Removing Parameterized URLs from Google Index
-
We have duplicate eCommerce websites, and we are in the process of implementing cross-domain canonicals. (We can't 301 - both sites are major brands). So far, this is working well - rankings are improving dramatically in most cases.
However, what we are seeing in some cases is that Google has indexed a parameterized page for the site being canonicaled (this is the site that is getting the canonical tag - the "from" page). When this happens, both sites are being ranked, and the parameterized page appears to be blocking the canonical.
The question is, how do I remove canonicaled pages from Google's index? If Google doesn't crawl the page in question, it never sees the canonical tag, and we still have duplicate content. Example:
A. www.domain2.com/productname.cfm%3FclickSource%3DXSELL_PR is ranked at #35, and
B. www.domain1.com/productname.cfm is ranked at #12.
(yes, I know that upper case is bad. We fixed that too.)
Page A has the canonical tag, but page B's rank didn't improve. I know that there are no guarantees that it will improve, but I am seeing a pattern.

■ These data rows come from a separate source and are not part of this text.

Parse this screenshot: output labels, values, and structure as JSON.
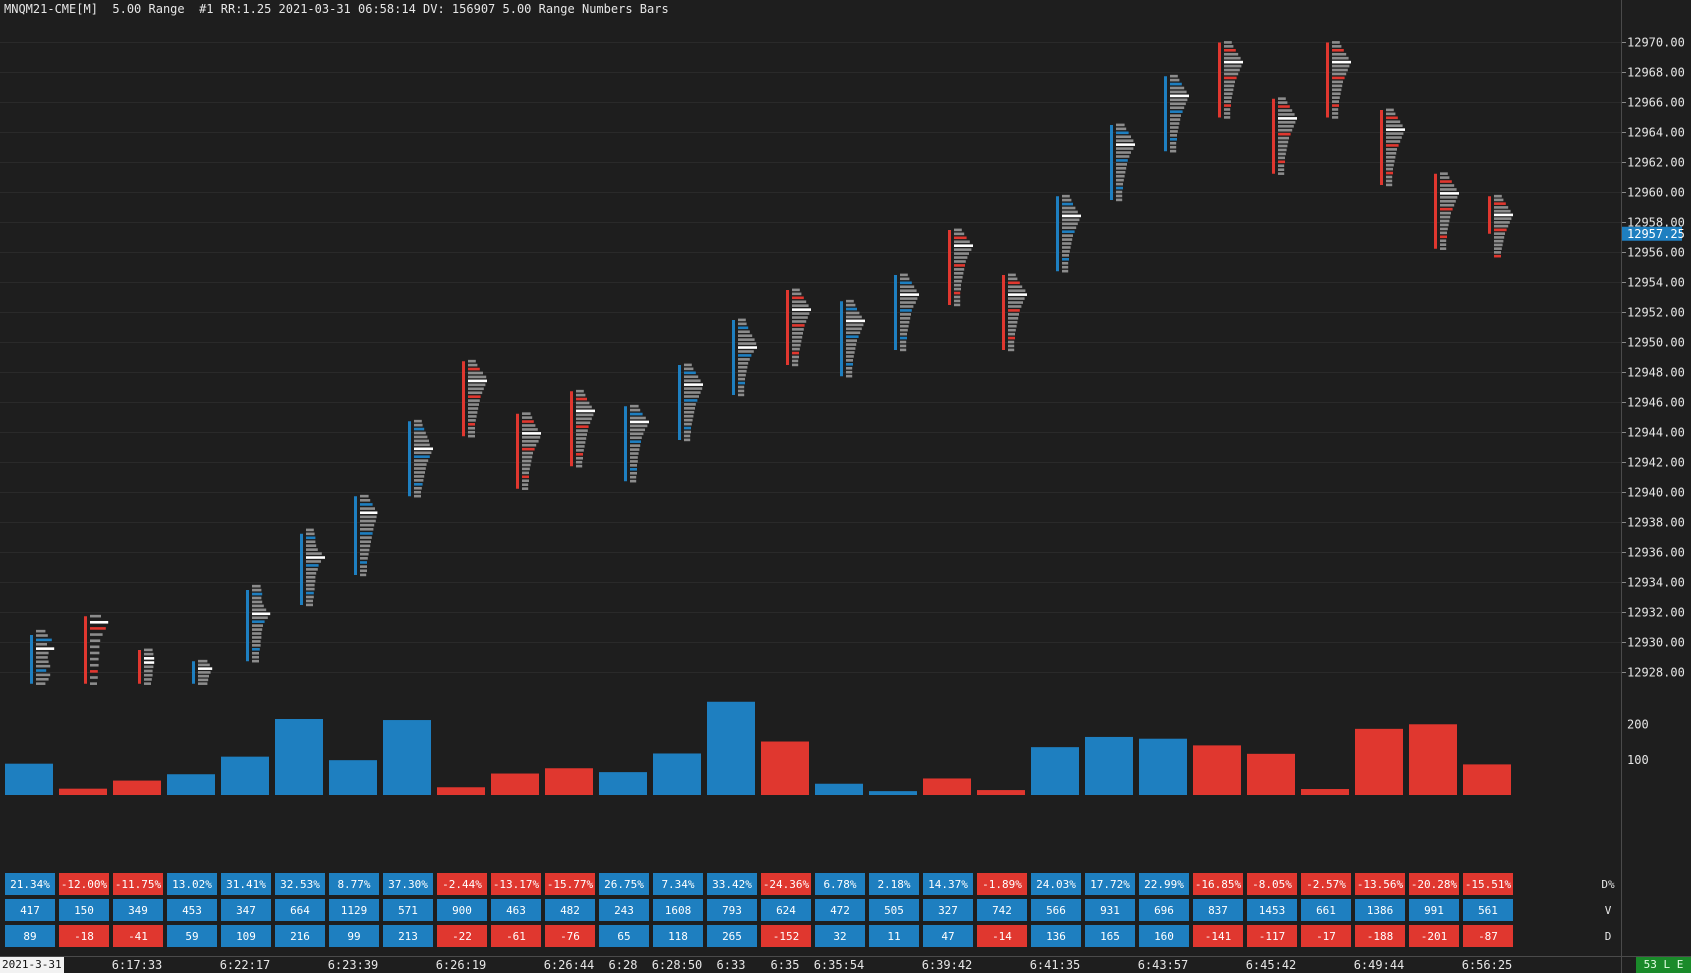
{
  "header": {
    "text": "MNQM21-CME[M]  5.00 Range  #1 RR:1.25 2021-03-31 06:58:14 DV: 156907 5.00 Range Numbers Bars"
  },
  "colors": {
    "background": "#1e1e1e",
    "up": "#1e7fc0",
    "down": "#e0372f",
    "profile": "#8c8c8c",
    "poc": "#ffffff",
    "grid": "#2a2a2a",
    "last_price_bg": "#1e7fc0",
    "status_bg": "#1a8a2a"
  },
  "status_badge": "53 L E",
  "date_badge": "2021-3-31",
  "chart_data": {
    "type": "bar",
    "price_axis": {
      "ticks": [
        "12928.00",
        "12930.00",
        "12932.00",
        "12934.00",
        "12936.00",
        "12938.00",
        "12940.00",
        "12942.00",
        "12944.00",
        "12946.00",
        "12948.00",
        "12950.00",
        "12952.00",
        "12954.00",
        "12956.00",
        "12958.00",
        "12960.00",
        "12962.00",
        "12964.00",
        "12966.00",
        "12968.00",
        "12970.00"
      ],
      "last_price": "12957.25",
      "range": [
        12926.5,
        12971.5
      ]
    },
    "volume_axis": {
      "ticks": [
        "100",
        "200"
      ],
      "range": [
        0,
        270
      ]
    },
    "time_labels": [
      {
        "bar": 2,
        "label": "6:17:33"
      },
      {
        "bar": 4,
        "label": "6:22:17"
      },
      {
        "bar": 6,
        "label": "6:23:39"
      },
      {
        "bar": 8,
        "label": "6:26:19"
      },
      {
        "bar": 10,
        "label": "6:26:44"
      },
      {
        "bar": 11,
        "label": "6:28"
      },
      {
        "bar": 12,
        "label": "6:28:50"
      },
      {
        "bar": 13,
        "label": "6:33"
      },
      {
        "bar": 14,
        "label": "6:35"
      },
      {
        "bar": 15,
        "label": "6:35:54"
      },
      {
        "bar": 17,
        "label": "6:39:42"
      },
      {
        "bar": 19,
        "label": "6:41:35"
      },
      {
        "bar": 21,
        "label": "6:43:57"
      },
      {
        "bar": 23,
        "label": "6:45:42"
      },
      {
        "bar": 25,
        "label": "6:49:44"
      },
      {
        "bar": 27,
        "label": "6:56:25"
      }
    ],
    "row_labels": [
      "D%",
      "V",
      "D"
    ],
    "bars": [
      {
        "open": 12927.25,
        "high": 12930.75,
        "low": 12927.25,
        "close": 12930.5,
        "dir": "up",
        "vol": 89,
        "dpct": "21.34%",
        "v": "417",
        "d": "89",
        "pvol": [
          40,
          55,
          80,
          50,
          95,
          60,
          55,
          60,
          70,
          45,
          70,
          60,
          40
        ]
      },
      {
        "open": 12931.75,
        "high": 12931.75,
        "low": 12927.25,
        "close": 12927.25,
        "dir": "down",
        "vol": 18,
        "dpct": "-12.00%",
        "v": "150",
        "d": "-18",
        "pvol": [
          50,
          95,
          80,
          60,
          45,
          40,
          40,
          35,
          35,
          30,
          30,
          25
        ]
      },
      {
        "open": 12929.5,
        "high": 12929.5,
        "low": 12927.25,
        "close": 12927.25,
        "dir": "down",
        "vol": 41,
        "dpct": "-11.75%",
        "v": "349",
        "d": "-41",
        "pvol": [
          35,
          40,
          45,
          45,
          40,
          35,
          35,
          30,
          25
        ]
      },
      {
        "open": 12927.25,
        "high": 12928.75,
        "low": 12927.25,
        "close": 12928.75,
        "dir": "up",
        "vol": 59,
        "dpct": "13.02%",
        "v": "453",
        "d": "59",
        "pvol": [
          40,
          55,
          70,
          60,
          50,
          45,
          40
        ]
      },
      {
        "open": 12928.75,
        "high": 12933.75,
        "low": 12928.75,
        "close": 12933.5,
        "dir": "up",
        "vol": 109,
        "dpct": "31.41%",
        "v": "347",
        "d": "109",
        "pvol": [
          35,
          40,
          45,
          40,
          45,
          55,
          70,
          95,
          80,
          60,
          50,
          45,
          40,
          40,
          35,
          35,
          30,
          25,
          25,
          25
        ]
      },
      {
        "open": 12932.5,
        "high": 12937.5,
        "low": 12932.5,
        "close": 12937.25,
        "dir": "up",
        "vol": 216,
        "dpct": "32.53%",
        "v": "664",
        "d": "216",
        "pvol": [
          30,
          35,
          40,
          40,
          45,
          55,
          80,
          100,
          75,
          60,
          55,
          45,
          40,
          40,
          35,
          35,
          30,
          30,
          25,
          25
        ]
      },
      {
        "open": 12934.5,
        "high": 12939.75,
        "low": 12934.5,
        "close": 12939.75,
        "dir": "up",
        "vol": 99,
        "dpct": "8.77%",
        "v": "1129",
        "d": "99",
        "pvol": [
          35,
          45,
          60,
          75,
          90,
          85,
          80,
          70,
          65,
          60,
          55,
          50,
          45,
          40,
          35,
          30,
          25,
          25,
          25,
          20
        ]
      },
      {
        "open": 12939.75,
        "high": 12944.75,
        "low": 12939.75,
        "close": 12944.75,
        "dir": "up",
        "vol": 213,
        "dpct": "37.30%",
        "v": "571",
        "d": "213",
        "pvol": [
          30,
          35,
          45,
          55,
          65,
          75,
          80,
          100,
          90,
          80,
          70,
          60,
          55,
          50,
          45,
          40,
          35,
          30,
          25,
          25
        ]
      },
      {
        "open": 12948.75,
        "high": 12948.75,
        "low": 12943.75,
        "close": 12943.75,
        "dir": "down",
        "vol": 22,
        "dpct": "-2.44%",
        "v": "900",
        "d": "-22",
        "pvol": [
          30,
          40,
          55,
          75,
          95,
          100,
          90,
          80,
          70,
          60,
          55,
          50,
          45,
          40,
          35,
          30,
          25,
          25,
          25,
          25
        ]
      },
      {
        "open": 12945.25,
        "high": 12945.25,
        "low": 12940.25,
        "close": 12940.25,
        "dir": "down",
        "vol": 61,
        "dpct": "-13.17%",
        "v": "463",
        "d": "-61",
        "pvol": [
          35,
          45,
          55,
          65,
          80,
          100,
          95,
          85,
          70,
          60,
          50,
          45,
          40,
          35,
          30,
          25,
          25,
          25,
          20,
          20
        ]
      },
      {
        "open": 12946.75,
        "high": 12946.75,
        "low": 12941.75,
        "close": 12941.75,
        "dir": "down",
        "vol": 76,
        "dpct": "-15.77%",
        "v": "482",
        "d": "-76",
        "pvol": [
          30,
          40,
          50,
          65,
          80,
          100,
          90,
          80,
          70,
          60,
          55,
          50,
          45,
          40,
          35,
          30,
          25,
          25,
          20,
          20
        ]
      },
      {
        "open": 12940.75,
        "high": 12945.75,
        "low": 12940.75,
        "close": 12945.75,
        "dir": "up",
        "vol": 65,
        "dpct": "26.75%",
        "v": "243",
        "d": "65",
        "pvol": [
          35,
          45,
          60,
          80,
          100,
          90,
          75,
          65,
          55,
          50,
          45,
          40,
          35,
          30,
          30,
          25,
          25,
          25,
          20,
          20
        ]
      },
      {
        "open": 12943.5,
        "high": 12948.5,
        "low": 12943.5,
        "close": 12948.5,
        "dir": "up",
        "vol": 118,
        "dpct": "7.34%",
        "v": "1608",
        "d": "118",
        "pvol": [
          30,
          40,
          55,
          70,
          85,
          100,
          95,
          85,
          75,
          65,
          55,
          50,
          45,
          40,
          35,
          30,
          25,
          25,
          20,
          20
        ]
      },
      {
        "open": 12946.5,
        "high": 12951.5,
        "low": 12946.5,
        "close": 12951.5,
        "dir": "up",
        "vol": 265,
        "dpct": "33.42%",
        "v": "793",
        "d": "265",
        "pvol": [
          30,
          35,
          45,
          55,
          70,
          85,
          95,
          100,
          80,
          65,
          55,
          45,
          40,
          35,
          30,
          25,
          25,
          20,
          20,
          20
        ]
      },
      {
        "open": 12953.5,
        "high": 12953.5,
        "low": 12948.5,
        "close": 12948.5,
        "dir": "down",
        "vol": 152,
        "dpct": "-24.36%",
        "v": "624",
        "d": "-152",
        "pvol": [
          30,
          40,
          55,
          70,
          85,
          100,
          90,
          80,
          70,
          60,
          55,
          50,
          45,
          40,
          35,
          30,
          25,
          25,
          20,
          20
        ]
      },
      {
        "open": 12947.75,
        "high": 12952.75,
        "low": 12947.75,
        "close": 12952.75,
        "dir": "up",
        "vol": 32,
        "dpct": "6.78%",
        "v": "472",
        "d": "32",
        "pvol": [
          30,
          40,
          50,
          65,
          80,
          100,
          90,
          80,
          70,
          60,
          50,
          45,
          40,
          35,
          30,
          25,
          25,
          20,
          20,
          20
        ]
      },
      {
        "open": 12949.5,
        "high": 12954.5,
        "low": 12949.5,
        "close": 12954.5,
        "dir": "up",
        "vol": 11,
        "dpct": "2.18%",
        "v": "505",
        "d": "11",
        "pvol": [
          30,
          40,
          55,
          70,
          85,
          100,
          90,
          80,
          65,
          55,
          50,
          45,
          40,
          35,
          30,
          25,
          25,
          20,
          20,
          20
        ]
      },
      {
        "open": 12957.5,
        "high": 12957.5,
        "low": 12952.5,
        "close": 12952.5,
        "dir": "down",
        "vol": 47,
        "dpct": "14.37%",
        "v": "327",
        "d": "47",
        "pvol": [
          30,
          45,
          60,
          80,
          100,
          90,
          75,
          65,
          55,
          50,
          45,
          40,
          35,
          30,
          25,
          25,
          20,
          20,
          20,
          20
        ]
      },
      {
        "open": 12954.5,
        "high": 12954.5,
        "low": 12949.5,
        "close": 12949.5,
        "dir": "down",
        "vol": 14,
        "dpct": "-1.89%",
        "v": "742",
        "d": "-14",
        "pvol": [
          30,
          40,
          55,
          70,
          90,
          100,
          85,
          75,
          65,
          55,
          50,
          45,
          40,
          35,
          30,
          25,
          25,
          20,
          20,
          20
        ]
      },
      {
        "open": 12954.75,
        "high": 12959.75,
        "low": 12954.75,
        "close": 12959.75,
        "dir": "up",
        "vol": 136,
        "dpct": "24.03%",
        "v": "566",
        "d": "136",
        "pvol": [
          30,
          40,
          50,
          65,
          80,
          100,
          90,
          80,
          70,
          60,
          50,
          45,
          40,
          35,
          30,
          25,
          25,
          20,
          20,
          20
        ]
      },
      {
        "open": 12959.5,
        "high": 12964.5,
        "low": 12959.5,
        "close": 12964.5,
        "dir": "up",
        "vol": 165,
        "dpct": "17.72%",
        "v": "931",
        "d": "165",
        "pvol": [
          35,
          45,
          60,
          75,
          90,
          100,
          90,
          75,
          65,
          55,
          50,
          45,
          40,
          35,
          30,
          25,
          25,
          20,
          20,
          20
        ]
      },
      {
        "open": 12962.75,
        "high": 12967.75,
        "low": 12962.75,
        "close": 12967.75,
        "dir": "up",
        "vol": 160,
        "dpct": "22.99%",
        "v": "696",
        "d": "160",
        "pvol": [
          30,
          40,
          55,
          70,
          85,
          100,
          90,
          80,
          70,
          60,
          50,
          45,
          40,
          35,
          30,
          25,
          25,
          20,
          20,
          20
        ]
      },
      {
        "open": 12970.0,
        "high": 12970.0,
        "low": 12965.0,
        "close": 12965.0,
        "dir": "down",
        "vol": 141,
        "dpct": "-16.85%",
        "v": "837",
        "d": "-141",
        "pvol": [
          30,
          40,
          55,
          70,
          85,
          100,
          90,
          80,
          70,
          60,
          50,
          45,
          40,
          35,
          30,
          25,
          25,
          20,
          20,
          20
        ]
      },
      {
        "open": 12966.25,
        "high": 12966.25,
        "low": 12961.25,
        "close": 12961.25,
        "dir": "down",
        "vol": 117,
        "dpct": "-8.05%",
        "v": "1453",
        "d": "-117",
        "pvol": [
          30,
          40,
          55,
          70,
          85,
          100,
          90,
          80,
          70,
          60,
          50,
          45,
          40,
          35,
          30,
          25,
          25,
          20,
          20,
          20
        ]
      },
      {
        "open": 12970.0,
        "high": 12970.0,
        "low": 12965.0,
        "close": 12965.0,
        "dir": "down",
        "vol": 17,
        "dpct": "-2.57%",
        "v": "661",
        "d": "-17",
        "pvol": [
          30,
          40,
          55,
          70,
          85,
          100,
          90,
          80,
          70,
          60,
          50,
          45,
          40,
          35,
          30,
          25,
          25,
          20,
          20,
          20
        ]
      },
      {
        "open": 12965.5,
        "high": 12965.5,
        "low": 12960.5,
        "close": 12960.5,
        "dir": "down",
        "vol": 188,
        "dpct": "-13.56%",
        "v": "1386",
        "d": "-188",
        "pvol": [
          30,
          40,
          55,
          70,
          85,
          100,
          90,
          80,
          70,
          60,
          50,
          45,
          40,
          35,
          30,
          25,
          25,
          20,
          20,
          20
        ]
      },
      {
        "open": 12961.25,
        "high": 12961.25,
        "low": 12956.25,
        "close": 12956.25,
        "dir": "down",
        "vol": 201,
        "dpct": "-20.28%",
        "v": "991",
        "d": "-201",
        "pvol": [
          30,
          40,
          55,
          70,
          85,
          100,
          90,
          80,
          70,
          60,
          50,
          45,
          40,
          35,
          30,
          25,
          25,
          20,
          20,
          20
        ]
      },
      {
        "open": 12959.75,
        "high": 12959.75,
        "low": 12955.75,
        "close": 12957.25,
        "dir": "down",
        "vol": 87,
        "dpct": "-15.51%",
        "v": "561",
        "d": "-87",
        "pvol": [
          30,
          40,
          55,
          70,
          85,
          100,
          90,
          80,
          70,
          60,
          50,
          45,
          40,
          35,
          30,
          25,
          25
        ]
      }
    ]
  }
}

Page A appears to be preventing Google from passing link juice via canonical. If Google doesn't crawl Page A, it can't see the rel=canonical tag. We likely have thousands of pages like this. Any ideas? Does it make sense to block the "clicksource" parameter in GWT? That kind of scares me.
-
The reason that duplicate content is an issue is because Google will eventually drop one of the duplicates from its index, and if you have both page A and page B canonicalized to page B, Google will eventually drop page A in favor of page B.
If you are concerned that page A is not being crawled, you can use Fetch as Google to ask Google to recrawl it. But if A is not being crawled and B is, again B will be chosen over A in the results pages.